Your version of kafka failed to install and, in fact, all hooks failed. I have used 'resolved' to get passed the hooks to get to 'stable' model.

What I did see was that there was a bit of flakiness around storage. For example, when attaching storage before the machine has reported as started, storage was stuck in permanently 'pending' status. I think that there is a bug for that. However, all machines, application and models were removed/destroyed successfully.

I have spent most of the time in 2.4 since this is the version that was causing issue for you. However, whilst I did manage to get a similar error logged as you (see your extract in comment # 4), the machine consistently went away without a problem for me.

In the versions after 2.4, we did improve how we deal with /dev device mapping. It could be accounting for the fact that I saw less flakiness in later versions.

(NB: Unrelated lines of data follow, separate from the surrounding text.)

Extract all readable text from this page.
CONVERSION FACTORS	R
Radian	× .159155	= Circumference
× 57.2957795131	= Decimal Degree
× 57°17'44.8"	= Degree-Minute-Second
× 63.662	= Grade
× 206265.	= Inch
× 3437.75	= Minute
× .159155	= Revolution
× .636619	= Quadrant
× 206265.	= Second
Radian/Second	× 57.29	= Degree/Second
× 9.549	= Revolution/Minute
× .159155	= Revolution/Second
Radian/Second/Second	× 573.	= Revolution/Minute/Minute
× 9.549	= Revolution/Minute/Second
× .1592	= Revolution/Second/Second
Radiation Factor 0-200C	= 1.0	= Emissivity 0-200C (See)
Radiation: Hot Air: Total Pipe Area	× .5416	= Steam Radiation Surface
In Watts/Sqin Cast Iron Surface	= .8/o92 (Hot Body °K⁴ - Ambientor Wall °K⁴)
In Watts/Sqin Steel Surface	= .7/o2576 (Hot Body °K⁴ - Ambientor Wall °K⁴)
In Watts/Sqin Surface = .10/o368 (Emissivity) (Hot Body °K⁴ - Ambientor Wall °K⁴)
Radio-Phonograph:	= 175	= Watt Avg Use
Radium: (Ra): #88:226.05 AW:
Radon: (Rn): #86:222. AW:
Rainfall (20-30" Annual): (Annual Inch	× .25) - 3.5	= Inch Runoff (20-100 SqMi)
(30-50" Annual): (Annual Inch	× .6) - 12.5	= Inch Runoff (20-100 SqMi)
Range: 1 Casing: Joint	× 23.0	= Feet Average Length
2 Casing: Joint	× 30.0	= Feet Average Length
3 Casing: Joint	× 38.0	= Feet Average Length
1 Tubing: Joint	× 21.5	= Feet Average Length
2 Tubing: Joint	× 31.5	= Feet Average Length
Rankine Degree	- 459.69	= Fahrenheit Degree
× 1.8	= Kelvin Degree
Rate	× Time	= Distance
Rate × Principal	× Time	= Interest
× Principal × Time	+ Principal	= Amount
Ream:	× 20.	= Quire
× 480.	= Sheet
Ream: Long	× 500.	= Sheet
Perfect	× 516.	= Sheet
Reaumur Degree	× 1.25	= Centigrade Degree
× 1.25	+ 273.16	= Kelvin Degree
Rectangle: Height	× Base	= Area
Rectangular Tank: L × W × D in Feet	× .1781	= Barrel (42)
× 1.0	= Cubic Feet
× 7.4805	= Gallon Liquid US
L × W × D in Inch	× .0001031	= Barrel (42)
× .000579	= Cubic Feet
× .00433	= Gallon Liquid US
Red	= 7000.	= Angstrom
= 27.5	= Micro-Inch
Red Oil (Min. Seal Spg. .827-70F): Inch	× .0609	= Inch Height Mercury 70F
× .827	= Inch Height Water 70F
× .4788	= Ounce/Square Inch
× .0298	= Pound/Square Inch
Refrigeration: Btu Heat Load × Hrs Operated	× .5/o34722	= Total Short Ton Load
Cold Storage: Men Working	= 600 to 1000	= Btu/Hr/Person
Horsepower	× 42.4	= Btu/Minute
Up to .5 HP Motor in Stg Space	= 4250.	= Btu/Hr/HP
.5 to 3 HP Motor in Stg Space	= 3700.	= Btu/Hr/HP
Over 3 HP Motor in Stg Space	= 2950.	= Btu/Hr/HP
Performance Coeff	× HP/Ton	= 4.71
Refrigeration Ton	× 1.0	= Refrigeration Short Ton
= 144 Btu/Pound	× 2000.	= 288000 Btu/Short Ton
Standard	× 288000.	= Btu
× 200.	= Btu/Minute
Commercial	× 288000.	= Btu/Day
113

At this point, without a reproducible scenario to help address the root cause, I prefer to focus on providing you and other users with 'remove-application' and 'remove-unit' --force. It is not ideal since it does not fix what got you in that state. However, at least, it will give you a way forward.

As part of this work, I am also ensuring that 'remove-machine --force' will ignore and will succeed despite storage errors, directly addressing your attempts at clean up.

Changed in juju:
status:	In Progress → Triaged

Revision history for this message

Tim Penhey (thumper) wrote on 2019-03-21:

Can we please get the following information

JUJU_DEV_FEATURE_FLAGS=developer-mode juju dump-db

For the model. Thanks.

Revision history for this message

Casey Marshall (cmars) wrote on 2019-03-21:

Updated an open RT we have on this issue: https://rt.admin.canonical.com/Ticket/Display.html?id=116744#txn-2724284

Revision history for this message

Marco M (mmawaw) wrote on 2019-04-01:

dump-db.yaml.bz2 Edit (25.0 KiB, application/octet-stream)

I don't mean to hijack the ticket, but am experiencing exactly the same (on MaaS). After removing the CDK bundle, all machines are in stopped state but still very alive and all software is still running.

I also tried removing machines individually with --force and restarting the services and vms.

I am attaching a sanitized database dump.

Revision history for this message

Anastasia (anastasia-macmood) wrote on 2019-05-07:

We have added several fixes for removals and destructions in Juju 2.6. Additionally, remove-unit, remove-application and destroy-model have gained '--force' flag. The flag is provided as a hammer for difficult cases where you are 100% sure that you want an entity [machine, unit, application, model] gone. Could you please try that version of Juju?

I will mark this report as Incomplete. However, if you are still experiencing similar issue with a newer Juju, please create a new report and include reproduction steps as well as relevant logs.

Changed in juju:
status:	Triaged → Incomplete

Revision history for this message

Marco M (mmawaw) wrote on 2019-05-07:

#10

Thanks, I have updated the juju client to 2.6-rc2. I guess I need to upgrade the controller as well, but the "juju upgrade-controller" command does not allow me to specify a beta/candidate release, and it's stuck to 2.5.4.

My current (working) k8s model has 3 machines in stopped state which were previously used by worker units that I have removed. I tried to remove --force them without success.

How do I upgrade the controller to 2.6?
Thanks

Revision history for this message

Anastasia (anastasia-macmood) wrote on 2019-05-08:

#11

@Marco M (mmawaw),

To upgrade your controller to a release candidate, you'll also need to specify agent-stream as release candidates are published into 'devel'. For example, to upgrade from 2.5.5, I ran:

'juju upgrade-controller --agent-version 2.6-rc2 --agent-stream devel'

You will also need to upgrade your model once the controller is on 2.6RC:

'juju upgrade-model -m <YOUR MODEL NAME> --agent-stream devel --agent-version 2.6-rc2'

Revision history for this message

Canonical Juju QA Bot (juju-qa-bot) wrote on 2022-11-03:

#12

This bug has not been updated in 2 years, so we're marking it Low importance. If you believe this is incorrect, please update the importance.